Brazil is just overcoming a severe recession that caused its Gross Domestic Product (GDP) to fall by 4.1 percent in 2020 (the worst slump in more than 25 years). Mexico barely grew 1.5 percent in the second quarter, an insufficient figure.

Last January, the issue of great aid for the region was raised during the debate ‘How can Latin America have its post-COVID-19 ‘Marshall Plan’, moderated by the director of Agencia Efe, Gabriela Cañas.

During this virtual event, the president of the Inter-American Development Bank (IDB), Mauricio Claver-Carone, stated that US$150 billion are needed to cover the health costs associated with the pandemic. “We face two paths of two realities: the possibility of another lost decade with further economic and social deterioration or recovery, reinvestment, and renewed opportunity,” he said.
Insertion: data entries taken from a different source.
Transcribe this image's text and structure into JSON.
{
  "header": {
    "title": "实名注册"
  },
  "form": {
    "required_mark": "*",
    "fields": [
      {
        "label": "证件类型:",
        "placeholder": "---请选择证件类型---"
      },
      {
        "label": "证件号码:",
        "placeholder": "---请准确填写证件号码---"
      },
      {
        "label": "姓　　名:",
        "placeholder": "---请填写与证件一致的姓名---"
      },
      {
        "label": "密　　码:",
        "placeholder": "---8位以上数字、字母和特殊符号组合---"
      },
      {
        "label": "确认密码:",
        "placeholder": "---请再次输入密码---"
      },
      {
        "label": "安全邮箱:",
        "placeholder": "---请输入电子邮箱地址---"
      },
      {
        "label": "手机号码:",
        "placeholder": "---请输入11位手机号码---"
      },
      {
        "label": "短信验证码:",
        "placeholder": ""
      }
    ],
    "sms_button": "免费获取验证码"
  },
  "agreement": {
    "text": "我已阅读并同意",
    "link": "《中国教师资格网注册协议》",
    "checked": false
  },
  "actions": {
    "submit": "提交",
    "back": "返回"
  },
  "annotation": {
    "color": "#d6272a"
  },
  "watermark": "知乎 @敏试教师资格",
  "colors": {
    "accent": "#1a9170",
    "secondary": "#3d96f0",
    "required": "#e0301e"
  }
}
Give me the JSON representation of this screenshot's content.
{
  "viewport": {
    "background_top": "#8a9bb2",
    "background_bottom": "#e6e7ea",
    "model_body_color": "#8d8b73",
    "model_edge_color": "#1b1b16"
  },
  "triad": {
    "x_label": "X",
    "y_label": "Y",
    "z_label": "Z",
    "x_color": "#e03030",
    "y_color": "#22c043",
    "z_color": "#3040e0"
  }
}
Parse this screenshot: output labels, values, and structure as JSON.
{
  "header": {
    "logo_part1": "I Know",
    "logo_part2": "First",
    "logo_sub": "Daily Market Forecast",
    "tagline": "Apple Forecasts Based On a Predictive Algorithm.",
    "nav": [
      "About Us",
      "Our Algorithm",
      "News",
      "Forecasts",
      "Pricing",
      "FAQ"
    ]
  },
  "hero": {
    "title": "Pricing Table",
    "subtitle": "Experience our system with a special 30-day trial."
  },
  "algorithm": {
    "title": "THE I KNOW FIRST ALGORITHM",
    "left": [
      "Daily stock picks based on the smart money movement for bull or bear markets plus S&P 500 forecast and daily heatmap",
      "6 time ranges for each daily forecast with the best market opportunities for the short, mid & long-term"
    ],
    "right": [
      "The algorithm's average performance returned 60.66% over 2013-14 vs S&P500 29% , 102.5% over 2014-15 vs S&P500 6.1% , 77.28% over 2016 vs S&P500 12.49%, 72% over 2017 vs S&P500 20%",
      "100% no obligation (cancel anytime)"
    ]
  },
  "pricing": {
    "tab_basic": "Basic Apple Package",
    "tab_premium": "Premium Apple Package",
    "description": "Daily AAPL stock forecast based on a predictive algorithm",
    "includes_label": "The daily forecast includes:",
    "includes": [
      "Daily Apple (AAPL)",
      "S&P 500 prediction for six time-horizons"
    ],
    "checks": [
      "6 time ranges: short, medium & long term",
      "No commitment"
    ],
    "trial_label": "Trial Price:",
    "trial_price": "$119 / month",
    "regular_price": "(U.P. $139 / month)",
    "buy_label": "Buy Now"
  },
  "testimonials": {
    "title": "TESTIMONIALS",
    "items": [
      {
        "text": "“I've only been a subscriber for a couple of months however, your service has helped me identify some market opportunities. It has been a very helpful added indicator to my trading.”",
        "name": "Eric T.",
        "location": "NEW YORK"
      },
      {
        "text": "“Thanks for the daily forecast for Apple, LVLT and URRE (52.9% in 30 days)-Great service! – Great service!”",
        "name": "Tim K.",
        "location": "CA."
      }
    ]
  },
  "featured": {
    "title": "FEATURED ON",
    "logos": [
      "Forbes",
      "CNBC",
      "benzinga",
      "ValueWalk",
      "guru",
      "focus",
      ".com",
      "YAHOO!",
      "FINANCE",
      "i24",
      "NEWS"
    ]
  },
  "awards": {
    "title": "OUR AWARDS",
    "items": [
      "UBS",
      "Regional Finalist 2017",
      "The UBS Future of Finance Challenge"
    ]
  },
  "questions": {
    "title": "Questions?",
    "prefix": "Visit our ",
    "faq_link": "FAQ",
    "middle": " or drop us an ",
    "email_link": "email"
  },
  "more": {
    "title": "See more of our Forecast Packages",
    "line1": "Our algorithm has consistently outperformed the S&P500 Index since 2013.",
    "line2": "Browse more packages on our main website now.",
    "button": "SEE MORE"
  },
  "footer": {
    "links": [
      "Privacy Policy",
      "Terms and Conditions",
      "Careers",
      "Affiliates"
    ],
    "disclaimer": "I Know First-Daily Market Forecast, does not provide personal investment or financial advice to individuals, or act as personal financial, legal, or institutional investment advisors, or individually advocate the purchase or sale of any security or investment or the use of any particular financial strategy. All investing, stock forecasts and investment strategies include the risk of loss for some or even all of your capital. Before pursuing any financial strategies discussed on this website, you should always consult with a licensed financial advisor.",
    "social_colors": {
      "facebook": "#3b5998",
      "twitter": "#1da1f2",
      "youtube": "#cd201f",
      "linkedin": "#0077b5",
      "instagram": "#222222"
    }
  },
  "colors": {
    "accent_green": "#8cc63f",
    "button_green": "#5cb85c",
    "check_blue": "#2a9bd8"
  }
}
The IDB itself launched in February 2021 an initiative for large multinational companies based in the region and mutilations to join the economic reconstruction effort.

“There are no resources in Latin American states to provide an effective response to this crisis (…). This Marshall Plan would imply creating a global fund of cooperation and solidarity that we could place on the horizon of 2 trillion dollars that could be channeled through the region’s development banks”, said former Dominican President Leonel Fernandez last January the 5th Santo Domingo Forum.

The first Latin American president to address the General Assembly (in fact, the first of all the heads of state summoned) will be Brazil’s Jair Bolsonaro on Tuesday.

“I travel on Sunday, make the opening speech on Tuesday and then return”, said the president last Friday, without referring to the controversy that exists in the United Nations about the mandatory vaccination against COVID-19 demanded by the New York City Council and a process to which the president has not submitted.

Colombian Iván Duque will be the second on the list of Latin American speakers in New York. His country’s economy, according to official data, made a massive leap from last year’s debacle caused by the pandemic and grew in the second quarter of 2021 by 17.6 percent compared to the same period in 2020, when it suffered a contraction of -15.7 percent.

The numbers and the Colombian social reality do not seem to go hand in hand since, in that same period, a severe outbreak was recorded that put the country in check, and Duque’s image continues to plummet.

Chile’s Sebastián Piñera, third in the region to speak although remotely, presides over the Latin American country with the highest anti-COVID vaccination rate (with 87.64% of the target population with the whole scheme), but the mercury of the social thermometer remains high after the revolts of 2019, which led to a constitutional renewal process.

Argentina’s Alberto Fernández was scheduled to go to the UN and speak on Tuesday. Still, the political storm in his government coalition after the defeat in the primaries of September 12 and the rift with Vice President Cristina Fernández de Kirchner has forced him to stay in his country and make his appearance using a pre-recorded video.

In the first appearance for both newly-elected Presidents before the forum, those who will be in New York and address the UN that day will be the Peruvian Pedro Castillo and the Ecuadorian Guillermo Lasso.

On Wednesday, it will be the turn of Uruguay’s Luis Lacalle Pou and Dominican Luis Abinader, whose countries have had an outstanding performance in the fight against the coronavirus. The absence of Andrés Manuel López Obrador will be one of the most notable in the region. As usually happens in this event, other heads of state, such as the Venezuelan Nicolás Maduro, are still unknown.

But perhaps the key to the post-COVID Latin American Marshall Plan lies in the second speaker at the event: US President Joe Biden. He is the one who should be asked for the blank checks.